Pode demorar um tempo para ser percebido, mas aposto com quem quiser que a Olimpíada do Rio será referência de transformação urbana. A mudança na região central e portuária foi uma das facetas da transformação do Rio. Tem um legado de mobilidade que atinge a cidade inteira, obras de saneamento e drenagem. Destaca-se o que não se fez na Baía de Guanabara, mas na área mais pobre de Deodoro (zona oeste) o saneamento chegou a 100%. Não se destaca que se acabou com o lixão de Gramacho, na Baía de Guanabara.

O senhor foi muito próximo de Lula e Dilma. A relação esfriou?

Tenho gratidão com o presidente Lula e com a presidenta Dilma. Foram corretos comigo. Quem menos pagou a Olimpíada foi o governo federal, mas não tenho o que reclamar deles. Enquanto pude ajudei a presidente Dilma a se manter no poder. Mas ela quis cair, o que eu posso fazer?

Em que sentido ela quis cair?

Às vezes a pessoa nem percebe, mas ela não foi habilidosa no diálogo político. A política é a arte de saber lidar com o diferente e convencer o diferente das suas teses, impor ao diferente o que você acha que é correto. Você não quer lidar com o diferente, você impõe a sua liderança política. É assim que se faz.

O senhor acha que em algum momento o COI se apavorou com a crise brasileira?

Acho não, tenho certeza.

Eles transmitiram esse temor?

Nos últimos dois anos, nunca pensei que soubesse fazer tanta diplomacia. Imagina nos últimos oito meses: a presidente no processo de impeachment, o governador Luiz Fernando Pezão ficou com câncer. Não foi trivial chegar aonde chegou. Ou o Brasil entende que tem um monte de problema, mas uma capacidade incrível de superação, ou ninguém vai nos respeitar.

Houve um momento em que o COI achou que não ia sair Olimpíada?
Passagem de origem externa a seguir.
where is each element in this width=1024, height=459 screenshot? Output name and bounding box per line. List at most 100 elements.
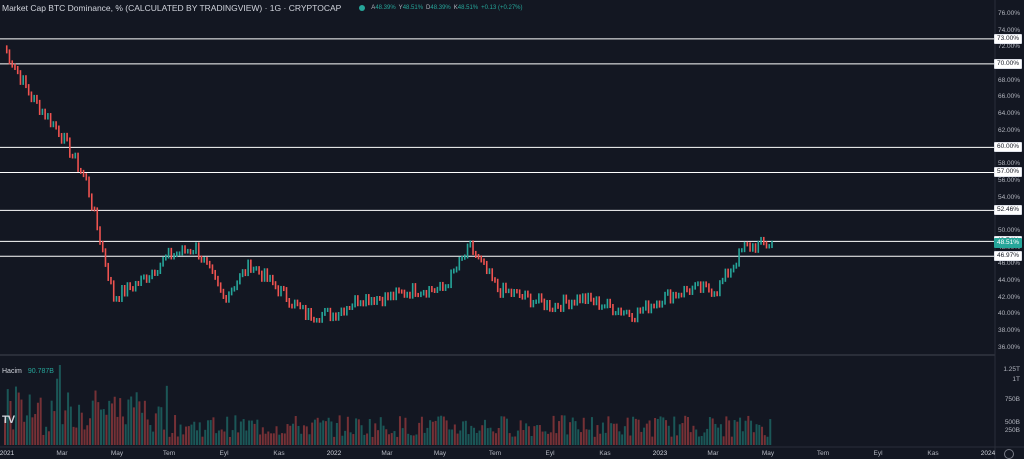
volume-bar [409,435,412,445]
volume-bar [253,423,256,445]
volume-bar [61,424,64,445]
volume-bar [393,431,396,445]
time-axis-label: Kas [273,450,285,457]
volume-bar [503,416,506,445]
price-axis-label: 76.00% [997,9,1020,17]
volume-bar [78,404,81,445]
volume-title[interactable]: Hacim [2,368,22,375]
time-axis-label: May [110,450,124,457]
level-tag[interactable]: 46.97% [993,251,1022,262]
volume-bar [615,423,618,445]
volume-bar [730,436,733,445]
volume-bar [434,420,437,445]
volume-bar [341,435,344,445]
symbol-title[interactable]: Market Cap BTC Dominance, % (CALCULATED … [2,3,342,13]
settings-gear-icon[interactable] [1004,449,1014,459]
volume-bar [182,434,185,445]
volume-bar [385,429,388,445]
volume-bar [714,423,717,445]
volume-bar [590,417,593,445]
volume-bar [566,434,569,445]
volume-bar [470,425,473,445]
volume-bar [330,421,333,445]
tradingview-logo-icon[interactable]: TV [2,414,15,426]
volume-bar [119,398,122,445]
volume-bar [237,432,240,445]
volume-bar [28,394,31,445]
volume-bar [681,423,684,445]
volume-bar [223,431,226,445]
volume-bar [138,401,141,445]
volume-bar [226,416,229,445]
volume-bar [530,435,533,445]
volume-bar [36,402,39,445]
volume-bar [588,429,591,445]
volume-bar [294,416,297,445]
level-tag[interactable]: 70.00% [993,58,1022,69]
volume-bar [228,436,231,445]
volume-bar [637,419,640,445]
volume-bar [514,436,517,445]
volume-bar [278,434,281,445]
price-axis-label: 68.00% [997,76,1020,84]
volume-bar [678,424,681,445]
volume-bar [349,432,352,445]
volume-bar [569,422,572,445]
volume-bar [648,420,651,445]
volume-bar [728,420,731,445]
market-status-icon [359,5,366,11]
volume-bar [242,419,245,445]
time-axis-label: Mar [381,450,393,457]
time-axis-label: Tem [488,450,502,457]
volume-value: 90.787B [27,368,54,375]
volume-bar [596,425,599,445]
volume-bar [610,423,613,445]
time-axis-label: 2022 [326,450,342,457]
volume-bar [396,436,399,445]
volume-bar [494,433,497,445]
price-axis-label: 50.00% [997,226,1020,234]
volume-bar [752,432,755,445]
volume-bar [116,416,119,445]
volume-bar [651,436,654,445]
level-tag[interactable]: 52.46% [993,205,1022,216]
volume-bar [533,426,536,445]
price-axis-label: 54.00% [997,193,1020,201]
volume-bar [739,417,742,445]
volume-bar [264,433,267,445]
volume-bar [492,431,495,445]
volume-bar [388,434,390,445]
volume-bar [741,431,744,445]
time-axis-label: Mar [707,450,719,457]
volume-bar [324,421,327,445]
volume-bar [42,434,45,445]
volume-bar [497,427,500,445]
volume-bar [464,420,467,445]
volume-bar [283,433,286,445]
volume-bar [692,425,695,445]
change-value: +0.13 (+0.27%) [481,5,523,11]
volume-bar [580,432,582,445]
level-tag[interactable]: 73.00% [993,33,1022,44]
level-tag[interactable]: 60.00% [993,142,1022,153]
level-tag[interactable]: 57.00% [993,167,1022,178]
time-axis-label: Eyl [545,450,555,457]
volume-bar [300,433,303,445]
volume-bar [149,425,152,445]
volume-bar [9,400,12,445]
volume-bar [292,423,294,445]
volume-bar [275,426,278,445]
volume-bar [536,425,539,445]
volume-bar [176,436,179,445]
volume-bar [706,428,709,445]
volume-bar [632,416,635,445]
volume-bar [604,432,607,445]
volume-bar [429,420,432,445]
volume-bar [187,426,190,445]
volume-bar [14,386,17,445]
volume-bar [571,417,574,445]
volume-bar [352,434,355,445]
volume-bar [132,407,135,445]
volume-bar [552,415,555,445]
Se a gente não conseguia fazer análise política aqui dentro, imagina lá fora? Teve prisão do Delcídio (Amaral, ex-líder do governo Dilma no Senado), teve a condução coercitiva do Lula. O sujeito me liga: ‘What is happening?” (‘O que está acontecendo?’)‘Prenderam o líder do governo no Senado. E eu… (faz som de alguém falando uma língua estrangeira incompreensível). No outro dia, liga de novo. “What is happening? Is Lula arrested?” (‘O que está acontecendo? Lula está preso?’) E eu para explicar… Não sabia falar “condução coercitiva” em inglês.

Quem é esse interlocutor?

O presidente do COI. Acho que a gente trabalhou isso bem. Imagina a presidente Dilma, com o estilo dela de diálogo, chega lá um alemão como o Thomas Bach, cobrando alguma coisa. Não vai dar certo. Quando o presidente Bach vinha aqui, a gente se reunia antes, ele perguntava: “o que você acha que eu devo falar (com Dilma)?” Eu dizia: “elogia, diz que está tudo ótimo”. O COI para mim é uma enorme surpresa positiva. Não ameaçaram sair, aquelas coisas que a Fifa fazia.